A preparation method for the PEGylated/active targeting small molecule cabazitaxel-branched fatty alcohol prodrug-based self-assembled nanoparticles is as follows. Dissolve a certain quantity of the PEG modifier/active targeting modifier and the prodrug in an appropriate quantity of the organic solvent. Then, the solvents are slowly dropwise added into water under stirring. The prodrug spontaneously self-assembles into uniform nanoparticles. After removing the organic solvent by vacuum rotary evaporation, the nanocolloidal solution without any organic solvents is obtained, namely the PEGylated/active targeting small molecule cabazitaxel fatty alcohol prodrug-based self-assembled nanoparticles. Thereinto, the mass ratio of small molecule cabazitaxel prodrug with branched fatty alcohol to a PEG modifier/active targeting modifier is 1: (0.1-1). The PEG modifier is an amphiphilic polymer or a targeting group, such as DSPE-PEG, TPGS, PLGA-PEG, PE-PEG, or DSPE-PEG-FA. The active targeting modifier is substances capable of targeting specific tissue, such as antibody, sugar residue, hormone, receptor or ligand.
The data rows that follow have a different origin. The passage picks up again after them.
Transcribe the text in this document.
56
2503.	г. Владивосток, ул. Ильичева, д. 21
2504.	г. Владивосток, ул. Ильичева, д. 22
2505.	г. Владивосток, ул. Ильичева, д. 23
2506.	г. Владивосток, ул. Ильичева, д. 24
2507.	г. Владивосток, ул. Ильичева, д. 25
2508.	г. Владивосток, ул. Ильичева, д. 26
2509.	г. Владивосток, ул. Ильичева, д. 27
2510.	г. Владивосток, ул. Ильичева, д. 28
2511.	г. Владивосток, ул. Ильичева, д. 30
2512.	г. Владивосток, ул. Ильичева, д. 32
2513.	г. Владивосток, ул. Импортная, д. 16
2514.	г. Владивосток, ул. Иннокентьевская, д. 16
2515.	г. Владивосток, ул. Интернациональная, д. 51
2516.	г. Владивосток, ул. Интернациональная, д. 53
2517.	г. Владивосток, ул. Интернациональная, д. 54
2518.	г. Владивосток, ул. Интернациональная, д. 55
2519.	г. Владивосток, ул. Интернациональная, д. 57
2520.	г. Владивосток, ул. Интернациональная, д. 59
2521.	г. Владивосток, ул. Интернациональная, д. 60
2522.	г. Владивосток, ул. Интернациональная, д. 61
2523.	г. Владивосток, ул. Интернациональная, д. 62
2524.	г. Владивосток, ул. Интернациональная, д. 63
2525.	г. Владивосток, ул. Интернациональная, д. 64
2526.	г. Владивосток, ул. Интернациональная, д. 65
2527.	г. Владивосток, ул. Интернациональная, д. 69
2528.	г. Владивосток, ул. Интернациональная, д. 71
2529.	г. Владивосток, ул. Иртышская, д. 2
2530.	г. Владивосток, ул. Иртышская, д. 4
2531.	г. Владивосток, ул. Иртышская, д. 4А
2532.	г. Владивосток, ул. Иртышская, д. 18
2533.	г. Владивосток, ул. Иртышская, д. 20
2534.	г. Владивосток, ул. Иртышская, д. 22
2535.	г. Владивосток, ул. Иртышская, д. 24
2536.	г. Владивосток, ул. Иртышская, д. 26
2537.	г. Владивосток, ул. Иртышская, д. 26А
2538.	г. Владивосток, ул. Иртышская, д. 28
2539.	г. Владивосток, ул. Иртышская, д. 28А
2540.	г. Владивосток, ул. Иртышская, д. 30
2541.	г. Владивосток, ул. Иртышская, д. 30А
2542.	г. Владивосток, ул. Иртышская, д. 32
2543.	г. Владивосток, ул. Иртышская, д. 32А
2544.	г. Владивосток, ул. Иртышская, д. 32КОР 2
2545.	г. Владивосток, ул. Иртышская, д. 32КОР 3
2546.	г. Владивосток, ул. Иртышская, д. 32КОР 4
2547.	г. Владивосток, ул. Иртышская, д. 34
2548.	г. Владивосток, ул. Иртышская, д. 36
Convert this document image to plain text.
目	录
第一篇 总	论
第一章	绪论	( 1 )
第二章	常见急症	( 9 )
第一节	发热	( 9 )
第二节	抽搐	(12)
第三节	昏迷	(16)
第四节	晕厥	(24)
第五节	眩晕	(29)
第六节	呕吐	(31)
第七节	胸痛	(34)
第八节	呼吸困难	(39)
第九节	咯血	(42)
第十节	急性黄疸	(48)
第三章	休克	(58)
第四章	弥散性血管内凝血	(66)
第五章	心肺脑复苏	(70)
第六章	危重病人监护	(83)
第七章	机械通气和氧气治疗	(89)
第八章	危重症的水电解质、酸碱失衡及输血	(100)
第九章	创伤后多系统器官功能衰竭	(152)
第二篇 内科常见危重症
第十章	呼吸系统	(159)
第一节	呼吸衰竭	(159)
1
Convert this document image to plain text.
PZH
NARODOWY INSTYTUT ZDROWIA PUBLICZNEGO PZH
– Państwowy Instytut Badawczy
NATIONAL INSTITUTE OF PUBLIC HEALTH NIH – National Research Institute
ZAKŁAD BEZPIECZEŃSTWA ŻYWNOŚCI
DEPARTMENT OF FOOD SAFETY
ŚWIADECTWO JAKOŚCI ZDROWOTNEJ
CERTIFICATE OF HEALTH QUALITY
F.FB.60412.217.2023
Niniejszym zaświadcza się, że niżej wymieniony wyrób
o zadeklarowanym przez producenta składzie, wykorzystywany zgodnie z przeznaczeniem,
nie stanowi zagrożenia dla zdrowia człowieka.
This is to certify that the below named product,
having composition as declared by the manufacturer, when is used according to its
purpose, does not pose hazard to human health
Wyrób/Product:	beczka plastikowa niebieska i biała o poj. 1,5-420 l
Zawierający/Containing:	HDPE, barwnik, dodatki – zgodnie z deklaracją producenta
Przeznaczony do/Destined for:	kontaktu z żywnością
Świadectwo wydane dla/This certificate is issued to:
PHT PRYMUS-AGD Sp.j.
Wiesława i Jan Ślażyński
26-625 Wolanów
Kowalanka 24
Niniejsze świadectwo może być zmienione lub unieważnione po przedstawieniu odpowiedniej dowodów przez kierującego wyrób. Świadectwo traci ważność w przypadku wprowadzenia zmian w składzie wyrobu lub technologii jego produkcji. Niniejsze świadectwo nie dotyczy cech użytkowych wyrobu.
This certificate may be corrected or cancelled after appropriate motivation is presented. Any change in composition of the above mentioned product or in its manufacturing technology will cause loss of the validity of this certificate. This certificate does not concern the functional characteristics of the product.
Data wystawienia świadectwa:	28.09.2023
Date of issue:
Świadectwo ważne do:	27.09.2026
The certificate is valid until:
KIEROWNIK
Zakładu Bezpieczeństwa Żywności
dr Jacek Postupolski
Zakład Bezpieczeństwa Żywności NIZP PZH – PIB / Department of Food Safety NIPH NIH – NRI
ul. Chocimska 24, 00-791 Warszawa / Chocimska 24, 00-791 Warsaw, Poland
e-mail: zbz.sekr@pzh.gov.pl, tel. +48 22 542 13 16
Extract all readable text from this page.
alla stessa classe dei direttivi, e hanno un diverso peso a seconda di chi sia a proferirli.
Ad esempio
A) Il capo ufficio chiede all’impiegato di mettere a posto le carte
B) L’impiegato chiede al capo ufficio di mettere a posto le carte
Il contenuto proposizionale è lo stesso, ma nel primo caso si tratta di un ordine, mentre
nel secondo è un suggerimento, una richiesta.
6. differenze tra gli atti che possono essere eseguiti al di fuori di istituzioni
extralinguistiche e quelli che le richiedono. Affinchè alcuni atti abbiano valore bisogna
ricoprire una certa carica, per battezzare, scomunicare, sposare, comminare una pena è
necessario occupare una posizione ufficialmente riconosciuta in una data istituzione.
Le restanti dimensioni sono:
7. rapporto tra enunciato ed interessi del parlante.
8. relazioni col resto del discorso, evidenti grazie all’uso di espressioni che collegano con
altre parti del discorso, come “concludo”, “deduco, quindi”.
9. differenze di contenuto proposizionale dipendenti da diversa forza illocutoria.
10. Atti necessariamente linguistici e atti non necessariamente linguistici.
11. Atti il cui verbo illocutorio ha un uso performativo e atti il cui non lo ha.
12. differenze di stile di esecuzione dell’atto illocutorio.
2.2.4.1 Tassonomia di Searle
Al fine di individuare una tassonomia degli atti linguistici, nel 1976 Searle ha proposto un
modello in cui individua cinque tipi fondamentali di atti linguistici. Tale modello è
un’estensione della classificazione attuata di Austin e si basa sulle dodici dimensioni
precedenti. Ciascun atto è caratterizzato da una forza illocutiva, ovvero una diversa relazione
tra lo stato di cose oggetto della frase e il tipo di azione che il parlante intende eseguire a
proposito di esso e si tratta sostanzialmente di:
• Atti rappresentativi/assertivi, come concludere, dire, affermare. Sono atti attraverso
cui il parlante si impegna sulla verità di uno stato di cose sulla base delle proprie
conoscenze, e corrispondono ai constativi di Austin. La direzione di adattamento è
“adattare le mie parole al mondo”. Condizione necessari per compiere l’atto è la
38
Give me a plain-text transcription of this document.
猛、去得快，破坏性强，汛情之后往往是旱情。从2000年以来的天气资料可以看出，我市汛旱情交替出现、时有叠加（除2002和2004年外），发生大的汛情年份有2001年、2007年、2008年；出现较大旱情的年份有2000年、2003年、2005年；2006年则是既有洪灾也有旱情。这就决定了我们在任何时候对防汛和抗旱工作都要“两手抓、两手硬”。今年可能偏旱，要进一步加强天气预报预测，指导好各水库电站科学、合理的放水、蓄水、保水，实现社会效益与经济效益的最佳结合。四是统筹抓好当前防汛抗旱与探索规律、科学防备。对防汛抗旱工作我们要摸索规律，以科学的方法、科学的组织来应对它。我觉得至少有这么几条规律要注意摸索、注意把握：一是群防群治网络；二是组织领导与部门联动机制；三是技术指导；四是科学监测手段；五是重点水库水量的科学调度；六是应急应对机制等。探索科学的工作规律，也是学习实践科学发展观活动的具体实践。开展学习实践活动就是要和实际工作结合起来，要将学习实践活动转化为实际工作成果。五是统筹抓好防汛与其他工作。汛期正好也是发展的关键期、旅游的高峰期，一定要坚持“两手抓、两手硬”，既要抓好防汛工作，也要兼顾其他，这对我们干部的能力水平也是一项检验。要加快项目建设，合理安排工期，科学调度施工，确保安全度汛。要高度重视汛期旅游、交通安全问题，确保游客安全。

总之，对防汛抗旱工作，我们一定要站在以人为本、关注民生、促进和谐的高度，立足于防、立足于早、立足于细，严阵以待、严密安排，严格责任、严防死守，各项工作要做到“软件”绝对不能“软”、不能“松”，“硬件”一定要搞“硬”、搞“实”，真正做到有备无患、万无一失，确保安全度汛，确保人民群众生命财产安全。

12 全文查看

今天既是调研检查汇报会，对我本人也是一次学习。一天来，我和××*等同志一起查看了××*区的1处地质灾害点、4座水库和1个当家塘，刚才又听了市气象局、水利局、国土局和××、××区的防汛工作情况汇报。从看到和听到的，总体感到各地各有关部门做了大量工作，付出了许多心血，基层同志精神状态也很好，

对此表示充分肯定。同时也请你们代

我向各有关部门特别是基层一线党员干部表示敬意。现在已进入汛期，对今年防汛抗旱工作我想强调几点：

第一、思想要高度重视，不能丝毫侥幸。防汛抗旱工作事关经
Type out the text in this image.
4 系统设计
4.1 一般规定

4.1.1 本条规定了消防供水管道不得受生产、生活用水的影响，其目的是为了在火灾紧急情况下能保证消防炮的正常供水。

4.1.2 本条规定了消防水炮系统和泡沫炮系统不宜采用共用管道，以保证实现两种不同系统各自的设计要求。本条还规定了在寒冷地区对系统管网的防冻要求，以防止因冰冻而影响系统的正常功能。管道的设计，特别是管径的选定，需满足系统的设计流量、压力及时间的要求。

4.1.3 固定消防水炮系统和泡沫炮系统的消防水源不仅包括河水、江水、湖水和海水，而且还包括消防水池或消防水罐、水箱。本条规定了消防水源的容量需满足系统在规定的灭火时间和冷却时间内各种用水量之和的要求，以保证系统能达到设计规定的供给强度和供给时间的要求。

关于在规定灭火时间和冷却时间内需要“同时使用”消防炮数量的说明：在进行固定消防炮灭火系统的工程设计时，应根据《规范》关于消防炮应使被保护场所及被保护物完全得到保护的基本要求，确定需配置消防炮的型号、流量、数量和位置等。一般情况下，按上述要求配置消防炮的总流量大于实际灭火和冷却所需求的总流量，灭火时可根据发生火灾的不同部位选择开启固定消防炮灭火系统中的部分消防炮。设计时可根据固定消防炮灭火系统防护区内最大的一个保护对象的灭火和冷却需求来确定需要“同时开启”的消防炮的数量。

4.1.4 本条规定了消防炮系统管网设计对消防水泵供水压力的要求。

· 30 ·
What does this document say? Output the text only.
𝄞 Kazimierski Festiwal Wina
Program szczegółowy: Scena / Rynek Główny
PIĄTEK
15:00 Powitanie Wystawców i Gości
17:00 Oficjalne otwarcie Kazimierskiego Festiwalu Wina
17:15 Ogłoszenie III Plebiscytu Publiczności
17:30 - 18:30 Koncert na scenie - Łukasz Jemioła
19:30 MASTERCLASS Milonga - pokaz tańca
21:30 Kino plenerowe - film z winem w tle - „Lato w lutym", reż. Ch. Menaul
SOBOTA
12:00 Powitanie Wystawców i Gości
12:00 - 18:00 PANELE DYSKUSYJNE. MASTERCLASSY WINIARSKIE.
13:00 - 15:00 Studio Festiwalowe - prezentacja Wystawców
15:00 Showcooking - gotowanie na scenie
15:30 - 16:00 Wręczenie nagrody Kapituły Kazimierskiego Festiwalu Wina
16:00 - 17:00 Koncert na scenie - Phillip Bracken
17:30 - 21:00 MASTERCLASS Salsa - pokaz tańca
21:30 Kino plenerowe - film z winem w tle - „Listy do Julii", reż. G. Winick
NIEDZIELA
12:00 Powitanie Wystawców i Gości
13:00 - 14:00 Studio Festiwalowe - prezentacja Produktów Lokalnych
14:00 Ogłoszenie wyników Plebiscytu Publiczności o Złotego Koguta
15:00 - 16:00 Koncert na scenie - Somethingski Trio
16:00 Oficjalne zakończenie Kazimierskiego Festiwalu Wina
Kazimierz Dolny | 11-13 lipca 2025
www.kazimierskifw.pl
When the self-assembled nanoparticle is the hydrophobic fluorescent substances/drugs and small molecule cabazitaxel-branched fatty alcohol prodrug co-assembled nanoparticle, the preparation method is as follows. Dissolve a certain quantity of the PEG modifier, the hydrophobic fluorescent substances/drugs, and the small molecule cabazitaxel-branched fatty alcohol prodrug into an appropriate quantity of the organic solvent. Then, the solvents are dropwise added into water under stirring. The prodrug spontaneously self-assembles into uniform nanoparticle. After removing the organic solvent by vacuum rotary evaporation, the nanocolloidal solution without any organic solvents is obtained, namely the hydrophobic fluorescent substances/drugs and small molecule cabazitaxel-branched fatty alcohol prodrug co-assembled nanoparticle. Thereinto, the mass ratio of the small molecule cabazitaxel prodrug with branched fatty alcohol to the PEG modifier, and the hydrophobic fluorescent substances/drugs is 1: (0.1-1):(0.1-1).

The present invention further provides application of the small molecule cabazitaxel prodrugs with branched fatty alcohol or their self-assembled nanoparticles in the field of anti-tumor drugs.

The present invention further provides application of the small molecule cabazitaxel prodrugs with branched fatty alcohol or their self-assembled nanoparticles in the field of injection administration, oral administration, or topical administration system.